Trastuzumab deruxtecan is already approved in more than 40 countries for the treatment of adults with unresectable or metastatic HER2-positive breast cancer who have received prior anti-HER2–based treatment. On April 27, 2022, the U.S. Food and Drug Administration granted Breakthrough Therapy designation for trastuzumab deruxtecan in HER2-low metastatic breast cancer.
About the Study
DESTINY-Breast04, a double-blind phase III trial, enrolled 557 patients in Asia, Europe, and North America with HER2-low metastatic breast cancer who had been treated with one to two prior lines of chemotherapy for metastatic disease. Participants were randomly assigned, on a two-to-one basis, to either trastuzumab deruxtecan or the physician’s choice of several standard chemotherapy drugs.
The primary endpoint was progression-free survival in patients with hormone receptor–positive disease. Key secondary endpoints included progression-free survival for all patients (both hormone receptor–positive and –negative disease) as well as overall survival in all patients and those with hormone receptor–positive disease. Other endpoints were objective response rate, duration of response, safety, and an exploratory analysis of patients with hormone receptor–negative disease.

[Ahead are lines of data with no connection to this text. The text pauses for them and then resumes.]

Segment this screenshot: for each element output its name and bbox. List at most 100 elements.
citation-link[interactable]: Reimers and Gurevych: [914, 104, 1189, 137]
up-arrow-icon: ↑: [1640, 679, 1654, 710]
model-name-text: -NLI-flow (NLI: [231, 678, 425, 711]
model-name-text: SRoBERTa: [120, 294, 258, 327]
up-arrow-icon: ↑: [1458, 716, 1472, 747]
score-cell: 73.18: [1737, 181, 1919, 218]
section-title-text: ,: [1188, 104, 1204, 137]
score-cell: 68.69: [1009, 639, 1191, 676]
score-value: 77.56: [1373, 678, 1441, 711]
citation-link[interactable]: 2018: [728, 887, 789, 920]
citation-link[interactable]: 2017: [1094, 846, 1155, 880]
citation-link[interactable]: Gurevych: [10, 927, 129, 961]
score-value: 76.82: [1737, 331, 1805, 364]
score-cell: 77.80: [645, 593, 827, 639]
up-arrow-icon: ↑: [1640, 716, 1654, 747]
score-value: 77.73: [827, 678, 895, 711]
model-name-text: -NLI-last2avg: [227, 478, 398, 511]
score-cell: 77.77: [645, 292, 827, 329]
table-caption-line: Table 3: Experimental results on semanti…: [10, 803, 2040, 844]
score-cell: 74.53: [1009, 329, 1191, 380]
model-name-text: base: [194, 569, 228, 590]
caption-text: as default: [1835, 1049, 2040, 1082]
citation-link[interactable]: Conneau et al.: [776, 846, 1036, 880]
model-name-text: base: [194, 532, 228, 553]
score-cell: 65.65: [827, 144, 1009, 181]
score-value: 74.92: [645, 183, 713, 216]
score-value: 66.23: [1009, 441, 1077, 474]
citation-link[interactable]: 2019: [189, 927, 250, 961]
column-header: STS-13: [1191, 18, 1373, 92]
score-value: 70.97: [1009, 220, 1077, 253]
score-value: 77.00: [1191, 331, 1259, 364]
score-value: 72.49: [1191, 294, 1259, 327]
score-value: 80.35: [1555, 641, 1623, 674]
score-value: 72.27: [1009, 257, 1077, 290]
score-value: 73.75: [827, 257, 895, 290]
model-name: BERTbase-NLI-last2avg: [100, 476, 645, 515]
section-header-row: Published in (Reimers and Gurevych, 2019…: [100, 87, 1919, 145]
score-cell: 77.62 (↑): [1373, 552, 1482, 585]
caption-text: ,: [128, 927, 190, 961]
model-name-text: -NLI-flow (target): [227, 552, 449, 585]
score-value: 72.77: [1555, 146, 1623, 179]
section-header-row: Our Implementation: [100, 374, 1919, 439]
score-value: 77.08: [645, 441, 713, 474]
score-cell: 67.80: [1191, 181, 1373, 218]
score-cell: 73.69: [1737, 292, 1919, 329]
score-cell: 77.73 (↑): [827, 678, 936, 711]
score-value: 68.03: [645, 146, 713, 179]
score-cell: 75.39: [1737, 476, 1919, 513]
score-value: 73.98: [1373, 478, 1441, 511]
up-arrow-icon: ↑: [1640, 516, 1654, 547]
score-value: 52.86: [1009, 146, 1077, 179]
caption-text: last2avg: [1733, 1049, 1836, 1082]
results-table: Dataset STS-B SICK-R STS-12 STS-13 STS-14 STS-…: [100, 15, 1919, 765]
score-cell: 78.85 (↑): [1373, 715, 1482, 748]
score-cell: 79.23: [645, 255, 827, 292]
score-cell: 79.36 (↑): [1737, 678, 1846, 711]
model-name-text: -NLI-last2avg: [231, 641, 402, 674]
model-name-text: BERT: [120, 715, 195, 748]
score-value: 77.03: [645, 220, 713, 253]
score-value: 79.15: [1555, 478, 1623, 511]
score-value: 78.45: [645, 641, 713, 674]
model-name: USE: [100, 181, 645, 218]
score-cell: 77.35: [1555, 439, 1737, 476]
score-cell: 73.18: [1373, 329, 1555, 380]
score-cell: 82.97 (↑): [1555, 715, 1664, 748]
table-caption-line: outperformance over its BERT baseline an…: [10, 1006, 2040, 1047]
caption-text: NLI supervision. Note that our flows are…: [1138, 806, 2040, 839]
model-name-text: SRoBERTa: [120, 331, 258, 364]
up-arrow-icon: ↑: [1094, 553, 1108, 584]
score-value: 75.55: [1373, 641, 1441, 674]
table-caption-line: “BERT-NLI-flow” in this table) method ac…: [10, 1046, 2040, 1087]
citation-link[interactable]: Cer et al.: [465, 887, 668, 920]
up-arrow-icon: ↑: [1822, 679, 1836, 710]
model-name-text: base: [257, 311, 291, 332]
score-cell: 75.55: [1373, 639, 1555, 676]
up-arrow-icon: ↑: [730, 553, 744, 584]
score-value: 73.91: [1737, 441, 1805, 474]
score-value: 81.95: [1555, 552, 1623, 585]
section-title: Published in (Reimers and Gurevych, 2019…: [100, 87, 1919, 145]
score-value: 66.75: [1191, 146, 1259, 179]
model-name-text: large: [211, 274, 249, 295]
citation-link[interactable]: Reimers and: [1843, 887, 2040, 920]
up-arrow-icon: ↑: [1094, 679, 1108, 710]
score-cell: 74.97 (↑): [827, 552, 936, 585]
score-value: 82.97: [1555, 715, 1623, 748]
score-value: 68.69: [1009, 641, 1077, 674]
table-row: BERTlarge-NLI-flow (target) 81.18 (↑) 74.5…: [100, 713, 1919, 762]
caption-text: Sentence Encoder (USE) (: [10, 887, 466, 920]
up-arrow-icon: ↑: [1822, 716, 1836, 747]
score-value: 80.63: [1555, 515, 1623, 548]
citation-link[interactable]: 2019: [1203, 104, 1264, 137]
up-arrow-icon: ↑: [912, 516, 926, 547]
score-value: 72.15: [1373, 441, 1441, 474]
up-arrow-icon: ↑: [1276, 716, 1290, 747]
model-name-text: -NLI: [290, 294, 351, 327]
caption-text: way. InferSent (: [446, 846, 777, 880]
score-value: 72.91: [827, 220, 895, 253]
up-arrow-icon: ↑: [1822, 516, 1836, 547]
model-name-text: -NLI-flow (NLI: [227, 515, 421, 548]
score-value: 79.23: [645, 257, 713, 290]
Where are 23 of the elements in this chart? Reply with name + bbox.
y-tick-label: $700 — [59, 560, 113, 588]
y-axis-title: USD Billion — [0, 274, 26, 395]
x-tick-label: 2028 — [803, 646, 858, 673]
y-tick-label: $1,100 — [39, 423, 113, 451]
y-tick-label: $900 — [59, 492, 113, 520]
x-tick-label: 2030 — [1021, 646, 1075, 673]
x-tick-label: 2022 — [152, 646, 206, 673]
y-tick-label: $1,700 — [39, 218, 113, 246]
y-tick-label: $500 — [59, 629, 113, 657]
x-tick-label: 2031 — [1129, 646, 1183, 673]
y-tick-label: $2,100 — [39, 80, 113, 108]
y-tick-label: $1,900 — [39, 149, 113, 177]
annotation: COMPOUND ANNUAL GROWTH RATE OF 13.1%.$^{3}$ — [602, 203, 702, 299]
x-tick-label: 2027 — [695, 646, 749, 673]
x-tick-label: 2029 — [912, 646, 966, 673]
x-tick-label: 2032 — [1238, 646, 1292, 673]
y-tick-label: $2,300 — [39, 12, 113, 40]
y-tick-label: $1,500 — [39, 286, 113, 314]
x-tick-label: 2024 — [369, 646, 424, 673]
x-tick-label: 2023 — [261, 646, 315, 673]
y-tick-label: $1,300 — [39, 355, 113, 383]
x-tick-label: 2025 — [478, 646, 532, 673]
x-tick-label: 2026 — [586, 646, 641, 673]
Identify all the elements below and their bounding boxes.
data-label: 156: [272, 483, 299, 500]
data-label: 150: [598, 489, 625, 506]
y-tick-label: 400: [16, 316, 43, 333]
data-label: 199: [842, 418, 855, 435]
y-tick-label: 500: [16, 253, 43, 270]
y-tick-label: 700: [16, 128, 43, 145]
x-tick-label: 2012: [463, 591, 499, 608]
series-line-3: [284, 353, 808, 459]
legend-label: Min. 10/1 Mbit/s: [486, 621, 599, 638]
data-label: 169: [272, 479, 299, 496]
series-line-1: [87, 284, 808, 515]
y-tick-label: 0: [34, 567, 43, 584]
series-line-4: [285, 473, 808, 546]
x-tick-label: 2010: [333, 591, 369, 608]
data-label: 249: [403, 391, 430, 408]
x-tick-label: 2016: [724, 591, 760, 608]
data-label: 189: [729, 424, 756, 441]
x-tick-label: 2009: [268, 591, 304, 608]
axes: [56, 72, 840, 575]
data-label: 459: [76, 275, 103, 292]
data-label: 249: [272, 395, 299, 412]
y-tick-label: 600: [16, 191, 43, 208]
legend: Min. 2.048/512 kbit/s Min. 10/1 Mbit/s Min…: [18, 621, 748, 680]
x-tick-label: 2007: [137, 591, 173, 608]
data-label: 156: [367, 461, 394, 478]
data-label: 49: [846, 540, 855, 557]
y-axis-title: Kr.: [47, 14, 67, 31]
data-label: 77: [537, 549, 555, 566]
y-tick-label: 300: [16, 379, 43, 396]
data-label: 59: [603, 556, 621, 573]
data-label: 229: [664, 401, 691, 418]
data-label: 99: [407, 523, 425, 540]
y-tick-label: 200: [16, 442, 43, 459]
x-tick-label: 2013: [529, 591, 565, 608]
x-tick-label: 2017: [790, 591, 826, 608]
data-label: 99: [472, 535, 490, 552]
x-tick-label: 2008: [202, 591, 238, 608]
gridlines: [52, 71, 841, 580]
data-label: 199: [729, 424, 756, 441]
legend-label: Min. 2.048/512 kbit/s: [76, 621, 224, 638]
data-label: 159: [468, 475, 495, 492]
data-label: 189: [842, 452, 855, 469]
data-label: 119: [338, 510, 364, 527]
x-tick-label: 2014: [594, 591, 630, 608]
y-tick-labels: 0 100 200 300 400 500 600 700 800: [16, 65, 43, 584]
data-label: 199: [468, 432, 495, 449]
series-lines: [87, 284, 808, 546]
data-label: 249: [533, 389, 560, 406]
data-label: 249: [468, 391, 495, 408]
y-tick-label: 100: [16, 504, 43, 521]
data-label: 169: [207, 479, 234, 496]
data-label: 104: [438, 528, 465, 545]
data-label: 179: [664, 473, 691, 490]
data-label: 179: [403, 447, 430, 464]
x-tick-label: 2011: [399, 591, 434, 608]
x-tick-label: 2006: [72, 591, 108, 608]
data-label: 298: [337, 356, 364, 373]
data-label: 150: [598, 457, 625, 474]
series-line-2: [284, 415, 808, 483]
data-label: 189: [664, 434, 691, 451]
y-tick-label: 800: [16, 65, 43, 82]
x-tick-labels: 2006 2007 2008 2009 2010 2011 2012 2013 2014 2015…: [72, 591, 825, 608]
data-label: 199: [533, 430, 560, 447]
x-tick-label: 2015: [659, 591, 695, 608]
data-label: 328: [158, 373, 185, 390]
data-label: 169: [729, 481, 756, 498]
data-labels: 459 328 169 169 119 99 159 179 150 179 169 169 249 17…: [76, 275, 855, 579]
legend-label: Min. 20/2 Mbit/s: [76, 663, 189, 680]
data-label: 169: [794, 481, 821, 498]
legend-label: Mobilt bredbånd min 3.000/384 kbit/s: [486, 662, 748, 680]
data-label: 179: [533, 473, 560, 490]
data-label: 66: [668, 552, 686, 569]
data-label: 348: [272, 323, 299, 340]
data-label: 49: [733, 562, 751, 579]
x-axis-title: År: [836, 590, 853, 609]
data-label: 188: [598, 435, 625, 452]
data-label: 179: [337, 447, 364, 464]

The primary endpoint, progression-free survival in patients with cancers that were HER2-low and hormone receptor–positive was nearly double for trastuzumab deruxtecan vs standard chemotherapy (10.1 vs 5.4 months). The secondary endpoint of overall survival was also significantly better in the HER2-low, hormone receptor–positive subgroup of patients who received trastuzumab deruxtecan compared with standard therapy (23.9 vs 17.5 months).
Treatment-related adverse events were fewer with trastuzumab deruxtecan than with standard chemotherapy (52.6% vs 67.4%). This is consistent with previous clinical trials of these drugs. No new safety concerns were identified.
“Our study shows that trastuzumab deruxtecan may be a new and highly effective targeted therapy option available for this newly defined patient population,” said Dr. Modi, who is a medical oncologist at Memorial Sloan Kettering Cancer Center, New York. “It is important for patients to know what level of HER2 their cancer expresses, not just whether it’s positive or negative, especially as HER2-low status can be determined using commonly available tests.”
Use of trastuzumab deruxtecan is currently being studied in patients with HER2-low metastatic breast cancer in several ongoing studies. Some of these studies are exploring the minimum HER2-expression threshold required for trastuzumab deruxtecan activity.
ASCO Perspective
“This trial’s findings show that trastuzumab deruxtecan doubles progression-free survival compared to chemotherapy alone in patients with hormone receptor–positive, HER2-low breast cancer,” commented Jane Lowe Meisel, MD, an ASCO expert in breast cancer. “By effectively creating a new category of breast cancer, HER2-low, this trial will redefine how we classify breast cancer and will significantly expand the population of patients who can benefit from HER2-targeted therapy.”
Disclosure: The study was funded by Daiichi Sankyo and AstraZeneca. For full disclosures of the study authors, visit coi.asco.org.